Intensive negotiations went into the deal to create affordable housing at New Bedford’s Cliftex Mill building No. 1, once doomed to demolition by a politically motivated City Council. The New Bedford Economic Development Council, which shepherded the deal under the mayor’s direction, should be commended for everything its staff and board members did to save a unique piece of New Bedford. The two development companies, too, deserve the city’s appreciation.
The historic value of the building made it the second-highest priority of Preservation Massachusetts, and losing the mill would have been a terrible shame. You can’t replace that kind of architecture, especially at today’s prices.
Soon the deal will face another hurdle: the Zoning Board of Appeals, the group behind last week’s obstructionist vote to deny a permit for a similarly valuable mill redevelopment.
The project the ZBA tried to kill represented a $12 million investment in New Bedford by Steve Ricciardi, who did a beautiful job renovating the Wamsutta Mill on Route 18.
Some ZBA members said the city has too much empty housing, so they voted against the market-rate apartment plan for Whitman Mill building No. 2. What do they expect will be done with these mills — retail, perhaps? Or the glorious return of traditional manufacturing?
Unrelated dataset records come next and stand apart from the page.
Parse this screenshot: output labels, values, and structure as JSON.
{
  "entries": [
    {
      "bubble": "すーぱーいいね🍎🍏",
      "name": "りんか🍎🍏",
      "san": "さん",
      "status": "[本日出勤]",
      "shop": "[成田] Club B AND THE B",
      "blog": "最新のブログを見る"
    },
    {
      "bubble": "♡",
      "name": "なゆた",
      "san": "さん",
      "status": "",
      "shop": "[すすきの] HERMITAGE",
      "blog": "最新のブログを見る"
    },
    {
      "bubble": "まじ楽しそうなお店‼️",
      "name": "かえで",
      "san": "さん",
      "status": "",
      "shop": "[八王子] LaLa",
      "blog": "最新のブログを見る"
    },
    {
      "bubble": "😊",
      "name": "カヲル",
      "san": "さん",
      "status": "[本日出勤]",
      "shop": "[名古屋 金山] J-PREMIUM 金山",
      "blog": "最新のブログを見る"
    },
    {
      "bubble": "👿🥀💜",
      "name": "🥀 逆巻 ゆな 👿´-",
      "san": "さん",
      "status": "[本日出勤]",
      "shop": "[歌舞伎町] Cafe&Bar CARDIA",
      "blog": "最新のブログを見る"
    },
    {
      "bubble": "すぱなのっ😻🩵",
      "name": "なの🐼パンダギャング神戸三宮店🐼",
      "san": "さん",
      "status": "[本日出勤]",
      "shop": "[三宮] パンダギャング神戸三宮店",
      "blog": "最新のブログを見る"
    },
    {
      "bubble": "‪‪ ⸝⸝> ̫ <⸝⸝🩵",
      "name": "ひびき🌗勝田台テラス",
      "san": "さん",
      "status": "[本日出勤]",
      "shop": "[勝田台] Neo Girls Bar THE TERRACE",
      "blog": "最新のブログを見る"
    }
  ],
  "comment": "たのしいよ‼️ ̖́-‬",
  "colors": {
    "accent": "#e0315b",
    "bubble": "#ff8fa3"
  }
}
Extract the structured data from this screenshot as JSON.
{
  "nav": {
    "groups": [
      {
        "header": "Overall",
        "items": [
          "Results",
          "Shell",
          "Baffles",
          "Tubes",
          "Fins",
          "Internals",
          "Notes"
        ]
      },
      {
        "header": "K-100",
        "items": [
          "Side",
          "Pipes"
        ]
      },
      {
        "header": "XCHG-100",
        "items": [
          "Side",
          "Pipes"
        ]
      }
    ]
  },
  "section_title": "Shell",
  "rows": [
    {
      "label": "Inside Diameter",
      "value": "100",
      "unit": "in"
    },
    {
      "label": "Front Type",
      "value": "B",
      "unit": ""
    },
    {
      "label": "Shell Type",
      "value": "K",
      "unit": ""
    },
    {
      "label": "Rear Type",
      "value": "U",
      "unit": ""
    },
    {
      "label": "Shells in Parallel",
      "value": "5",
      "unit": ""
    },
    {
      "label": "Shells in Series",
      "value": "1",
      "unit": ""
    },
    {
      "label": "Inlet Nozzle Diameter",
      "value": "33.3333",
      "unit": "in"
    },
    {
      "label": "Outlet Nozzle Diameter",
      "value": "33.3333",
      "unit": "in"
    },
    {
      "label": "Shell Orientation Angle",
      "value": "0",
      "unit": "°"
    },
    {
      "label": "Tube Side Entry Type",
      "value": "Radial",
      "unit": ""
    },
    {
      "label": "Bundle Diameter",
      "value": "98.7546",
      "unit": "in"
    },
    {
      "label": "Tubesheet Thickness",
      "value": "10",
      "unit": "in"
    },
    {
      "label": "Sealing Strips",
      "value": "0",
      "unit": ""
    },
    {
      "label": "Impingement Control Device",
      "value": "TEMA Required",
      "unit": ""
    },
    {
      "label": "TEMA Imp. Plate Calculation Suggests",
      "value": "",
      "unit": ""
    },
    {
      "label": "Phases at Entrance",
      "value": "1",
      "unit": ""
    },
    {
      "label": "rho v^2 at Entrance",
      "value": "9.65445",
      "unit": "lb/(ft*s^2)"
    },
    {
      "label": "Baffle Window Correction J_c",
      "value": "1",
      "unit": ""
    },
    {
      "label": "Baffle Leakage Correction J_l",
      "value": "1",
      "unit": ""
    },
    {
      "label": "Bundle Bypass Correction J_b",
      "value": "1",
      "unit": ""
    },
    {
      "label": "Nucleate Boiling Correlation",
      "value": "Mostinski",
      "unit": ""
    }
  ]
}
If New Bedford fails to attract new residents to urban settings, our mills can aspire to little more than the outlet-stores-become-dumpy-offices scenario of certain mill renovations elsewhere.
Sure, the city needs business, but it won’t bring in business without the right climate and work force.
One is hard-pressed not to speculate that some ZBA members were trying to exact revenge for Mayor Scott W. Lang’s elimination of their city health insurance last year, which of course was not a small thing.
Whatever the reason, the board devoted implausibly little public discussion to the Whitman vote, giving the impression of a back-room decision.
Nothing of the kind can be allowed to happen with the larger Cliftex project.
New Bedford needs this infusion of capital. It needs renewal. And renewal won’t come unless its urban core is appealing again, to residents and businesses alike.